Nouvelle Vague, Coldplay, Eddie Vedder. Manchmal ist er auch ganz offensiv und macht Barry White an. Moritz und seine Frauenvernaschmusik. Unglaublich, wie konsequent er diese Masche durchzieht. Nicht jedes Wochenende, aber sicher zweimal im Monat. Gern an Samstagen wie heute, weil er dann den Sonntag zum Erholen nutzen kann. Meistens bedeutet das eine stundenlang besetzte Küche, ein belegtes Badezimmer und lautes Rumgestöhne am Ende des Flurs. Er liebt nicht nur Sex auf dem Küchentisch, sondern auch in der Badewanne. Wenigstens befindet sich unser Klo in einem extra Raum.

»You're the first, the last, my everything.« Neben Barrys Schmalzstimme vernehme ich im Treppenhaus den Essens­geruch. Fisch. Bei jedem Date kocht Moritz Pasta mit Lachs, manchmal variiert er das Gericht auch und nimmt Jakobsmuscheln oder Scampi. Da es sich meistens nur um einmalige Dates handelt, eine äußerst clevere Strategie von ihm.

Durch die halb offene Küchentür sehe ich langes blondes Haar und höre künstliches, hysterisches Lachen. Die Arme. Sie ist sicher aufgeregt, schwitzt und friert gleichzeitig, denkt angestrengt über kluge Sätze nach und war schon dreimal im Bad, um sich nachzuschminken und ihrem Spiegelbild einzureden, dass Sex beim ersten Date keineswegs verwerflich ist. Ich sollte sie heimlich vorwarnen und ihr sagen, dass es, egal, wie sie sich ins Zeug legt, kein Übermorgen geben wird. Moritz Brahmhoff wird ihr morgen höflich einen Kaffee kochen. Und nach einem leidenschaftlichen Abschiedskuss, der für sie Liebe und für ihn au revoir bedeutet, wird er rumfloskeln und ihr sagen, dass sie in den nächsten Tagen mal telefonieren sollten. Aber dann wird er sich nicht mehr melden, geschweige denn auf ihre Anrufe oder SMS reagieren. Ein schlechtes Gewissen kennt Herr Brahmhoff eben nicht, nur schlechten Sex und komplizierte Frauen. Zudem hat er ein ausgeprägtes Selbstbewusstsein, sodass er enttäuschte Frauen beim Wiedersehen in seinen Lieblingsbars meistens extra mit dem falschen Vornamen begrüßt und sich so weitere Probleme erspart. Ein Arschloch, aber als Mitbewohner eine reizende Person.

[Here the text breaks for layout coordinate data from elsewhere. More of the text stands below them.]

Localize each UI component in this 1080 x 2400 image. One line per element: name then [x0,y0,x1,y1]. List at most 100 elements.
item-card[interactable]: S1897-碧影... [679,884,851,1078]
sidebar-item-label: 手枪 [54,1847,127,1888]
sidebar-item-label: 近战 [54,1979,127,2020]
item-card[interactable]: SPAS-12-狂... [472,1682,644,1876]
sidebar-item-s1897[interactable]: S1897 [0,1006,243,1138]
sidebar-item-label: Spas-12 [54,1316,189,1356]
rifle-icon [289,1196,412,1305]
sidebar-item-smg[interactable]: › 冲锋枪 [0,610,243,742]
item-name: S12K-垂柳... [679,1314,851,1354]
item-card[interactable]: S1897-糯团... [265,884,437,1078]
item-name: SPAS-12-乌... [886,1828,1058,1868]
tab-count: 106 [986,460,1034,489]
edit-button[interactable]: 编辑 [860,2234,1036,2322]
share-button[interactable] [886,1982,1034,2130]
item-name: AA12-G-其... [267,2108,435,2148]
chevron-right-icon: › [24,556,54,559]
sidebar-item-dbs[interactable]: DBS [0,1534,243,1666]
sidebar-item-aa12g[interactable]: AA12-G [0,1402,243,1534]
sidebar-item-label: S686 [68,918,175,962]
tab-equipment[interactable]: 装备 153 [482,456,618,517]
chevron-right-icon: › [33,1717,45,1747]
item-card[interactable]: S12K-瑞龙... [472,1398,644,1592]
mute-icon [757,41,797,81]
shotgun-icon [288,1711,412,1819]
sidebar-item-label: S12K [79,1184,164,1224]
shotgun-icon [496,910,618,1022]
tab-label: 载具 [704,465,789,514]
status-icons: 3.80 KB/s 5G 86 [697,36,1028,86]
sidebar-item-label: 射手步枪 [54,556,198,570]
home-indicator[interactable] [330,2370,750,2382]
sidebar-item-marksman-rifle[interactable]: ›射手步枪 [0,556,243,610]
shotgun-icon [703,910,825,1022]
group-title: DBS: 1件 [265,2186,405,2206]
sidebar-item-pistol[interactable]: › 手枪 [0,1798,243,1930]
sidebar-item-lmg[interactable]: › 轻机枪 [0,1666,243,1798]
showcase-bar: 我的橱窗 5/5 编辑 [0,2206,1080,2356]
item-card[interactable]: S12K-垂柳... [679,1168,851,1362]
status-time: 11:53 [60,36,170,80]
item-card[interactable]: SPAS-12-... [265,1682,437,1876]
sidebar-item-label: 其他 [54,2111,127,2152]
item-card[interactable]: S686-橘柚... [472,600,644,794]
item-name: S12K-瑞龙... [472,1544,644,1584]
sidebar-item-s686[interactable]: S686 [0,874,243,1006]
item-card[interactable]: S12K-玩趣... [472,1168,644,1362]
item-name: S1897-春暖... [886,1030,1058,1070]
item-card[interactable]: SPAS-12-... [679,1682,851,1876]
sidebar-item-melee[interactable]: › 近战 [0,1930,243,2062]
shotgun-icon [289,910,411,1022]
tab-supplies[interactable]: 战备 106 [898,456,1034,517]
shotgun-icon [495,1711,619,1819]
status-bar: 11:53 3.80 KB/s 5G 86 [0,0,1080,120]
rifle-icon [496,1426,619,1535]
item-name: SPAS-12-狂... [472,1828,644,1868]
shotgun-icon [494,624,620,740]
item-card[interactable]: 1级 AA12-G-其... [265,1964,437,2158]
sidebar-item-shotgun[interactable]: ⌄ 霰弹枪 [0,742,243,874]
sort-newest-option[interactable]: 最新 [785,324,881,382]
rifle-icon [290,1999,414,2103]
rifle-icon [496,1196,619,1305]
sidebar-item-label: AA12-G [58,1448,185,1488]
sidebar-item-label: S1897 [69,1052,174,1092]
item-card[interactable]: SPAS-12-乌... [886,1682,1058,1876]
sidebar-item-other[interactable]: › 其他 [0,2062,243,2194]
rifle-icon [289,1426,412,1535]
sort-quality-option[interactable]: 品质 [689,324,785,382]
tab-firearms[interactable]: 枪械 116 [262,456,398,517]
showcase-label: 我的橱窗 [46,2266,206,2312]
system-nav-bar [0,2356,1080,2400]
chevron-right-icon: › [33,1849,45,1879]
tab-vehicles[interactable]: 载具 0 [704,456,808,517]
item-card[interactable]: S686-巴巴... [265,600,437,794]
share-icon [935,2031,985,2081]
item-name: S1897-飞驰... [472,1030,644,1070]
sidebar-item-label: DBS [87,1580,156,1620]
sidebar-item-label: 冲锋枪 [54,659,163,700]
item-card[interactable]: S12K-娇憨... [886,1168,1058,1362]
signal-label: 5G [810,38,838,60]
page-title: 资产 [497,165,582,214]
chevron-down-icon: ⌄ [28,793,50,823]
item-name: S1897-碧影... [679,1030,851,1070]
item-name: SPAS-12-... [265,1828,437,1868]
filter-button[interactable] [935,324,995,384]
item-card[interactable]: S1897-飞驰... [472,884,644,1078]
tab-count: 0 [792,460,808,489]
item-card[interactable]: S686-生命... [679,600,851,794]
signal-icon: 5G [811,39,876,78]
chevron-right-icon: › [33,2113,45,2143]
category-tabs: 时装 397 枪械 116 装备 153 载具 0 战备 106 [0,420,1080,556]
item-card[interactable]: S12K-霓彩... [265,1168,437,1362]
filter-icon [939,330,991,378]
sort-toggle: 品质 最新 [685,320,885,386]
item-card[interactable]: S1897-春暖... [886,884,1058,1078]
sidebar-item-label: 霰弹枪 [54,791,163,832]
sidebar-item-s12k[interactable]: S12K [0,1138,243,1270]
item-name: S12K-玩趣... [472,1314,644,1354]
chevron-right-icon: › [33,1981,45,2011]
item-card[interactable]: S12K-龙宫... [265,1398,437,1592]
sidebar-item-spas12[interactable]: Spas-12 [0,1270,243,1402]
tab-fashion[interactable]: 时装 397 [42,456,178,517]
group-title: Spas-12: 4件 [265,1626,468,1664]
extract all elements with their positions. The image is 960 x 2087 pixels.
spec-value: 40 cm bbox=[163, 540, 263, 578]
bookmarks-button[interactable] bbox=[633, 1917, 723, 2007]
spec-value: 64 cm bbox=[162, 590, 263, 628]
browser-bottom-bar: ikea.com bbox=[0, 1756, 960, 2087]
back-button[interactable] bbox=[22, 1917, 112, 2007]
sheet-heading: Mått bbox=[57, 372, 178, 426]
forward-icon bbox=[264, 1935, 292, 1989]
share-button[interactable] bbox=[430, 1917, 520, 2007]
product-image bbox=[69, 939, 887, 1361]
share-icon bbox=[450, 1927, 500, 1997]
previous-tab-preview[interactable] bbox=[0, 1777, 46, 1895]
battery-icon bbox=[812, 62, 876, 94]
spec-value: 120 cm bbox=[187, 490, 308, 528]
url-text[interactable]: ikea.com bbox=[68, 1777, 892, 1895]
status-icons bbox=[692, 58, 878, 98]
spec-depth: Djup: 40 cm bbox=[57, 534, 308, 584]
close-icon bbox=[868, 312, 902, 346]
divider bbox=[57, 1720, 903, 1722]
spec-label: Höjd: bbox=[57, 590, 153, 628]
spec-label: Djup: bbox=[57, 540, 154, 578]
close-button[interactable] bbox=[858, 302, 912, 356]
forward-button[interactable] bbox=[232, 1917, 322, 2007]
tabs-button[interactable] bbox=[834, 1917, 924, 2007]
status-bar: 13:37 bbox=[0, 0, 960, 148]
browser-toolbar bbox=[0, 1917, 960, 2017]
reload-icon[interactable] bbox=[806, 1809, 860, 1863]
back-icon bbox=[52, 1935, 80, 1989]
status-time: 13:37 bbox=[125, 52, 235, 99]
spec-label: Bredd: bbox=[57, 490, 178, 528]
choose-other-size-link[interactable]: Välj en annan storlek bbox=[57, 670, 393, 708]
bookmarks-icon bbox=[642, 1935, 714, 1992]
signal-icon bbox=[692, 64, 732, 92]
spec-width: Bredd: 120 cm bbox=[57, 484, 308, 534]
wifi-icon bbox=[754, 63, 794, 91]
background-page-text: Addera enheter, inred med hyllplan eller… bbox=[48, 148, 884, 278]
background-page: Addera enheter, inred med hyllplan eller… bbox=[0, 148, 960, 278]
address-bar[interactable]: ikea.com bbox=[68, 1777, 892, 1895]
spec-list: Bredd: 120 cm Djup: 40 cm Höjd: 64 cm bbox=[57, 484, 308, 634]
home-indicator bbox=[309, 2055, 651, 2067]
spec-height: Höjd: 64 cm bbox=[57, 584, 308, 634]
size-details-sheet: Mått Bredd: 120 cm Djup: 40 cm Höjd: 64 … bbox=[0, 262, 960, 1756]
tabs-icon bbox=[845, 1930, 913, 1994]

Während ich meine Jacke aufhänge und meine Stiefel ausziehe, kommt Mr. Womanizer bereits aus der Küche, offenbar zwischen Hauptgang und Dessert. Wie immer lässig, aber stilvoll gekleidet. Trotz eines eher durchschnittlichen Outfits – Turnschuhe, Jeans, schwarz-graues Karohemd – sieht er keineswegs durchschnittlich aus. Er ist schließlich Werber und in puncto Selbstmarketing besonders gut. Die Jeans ist nicht irgendeine blaue Hose, sondern eine teure, die Sneakers sind limitiert und das Hemd ist maßgeschneidert. Samt »M.S.B.«-Initialen: Moritz Sebastian Brahmhoff.

»Komme gleich wieder, Jenny.«

Wie er säuseln kann.

»Na, du Frauenheld?«

»Na, du Businessfrau?« Er boxt mir in die Rippe und mustert mein Outfit. Ich trage heute, als Kontrast zu meinem unprofessionellen Kater, nämlich einen wirklich seriösen Bleistiftrock und eine Designerbluse.

»Ist das eine Bluse von Britta?«

Britta hat Cosima und mir ein paar Kleidungsstücke geschenkt, die sie nicht mehr braucht. Alles Designerware. Diese Bluse ist von Missoni, mit dem typischen Zickzack-Muster. Der Schnitt war allerdings viel zu weit und etwas bieder, ehe sich Cosima der Bluse angenommen hat. Nun ist es eine Wickel­bluse mit tiefem V-Ausschnitt und ohne Spießerkragen.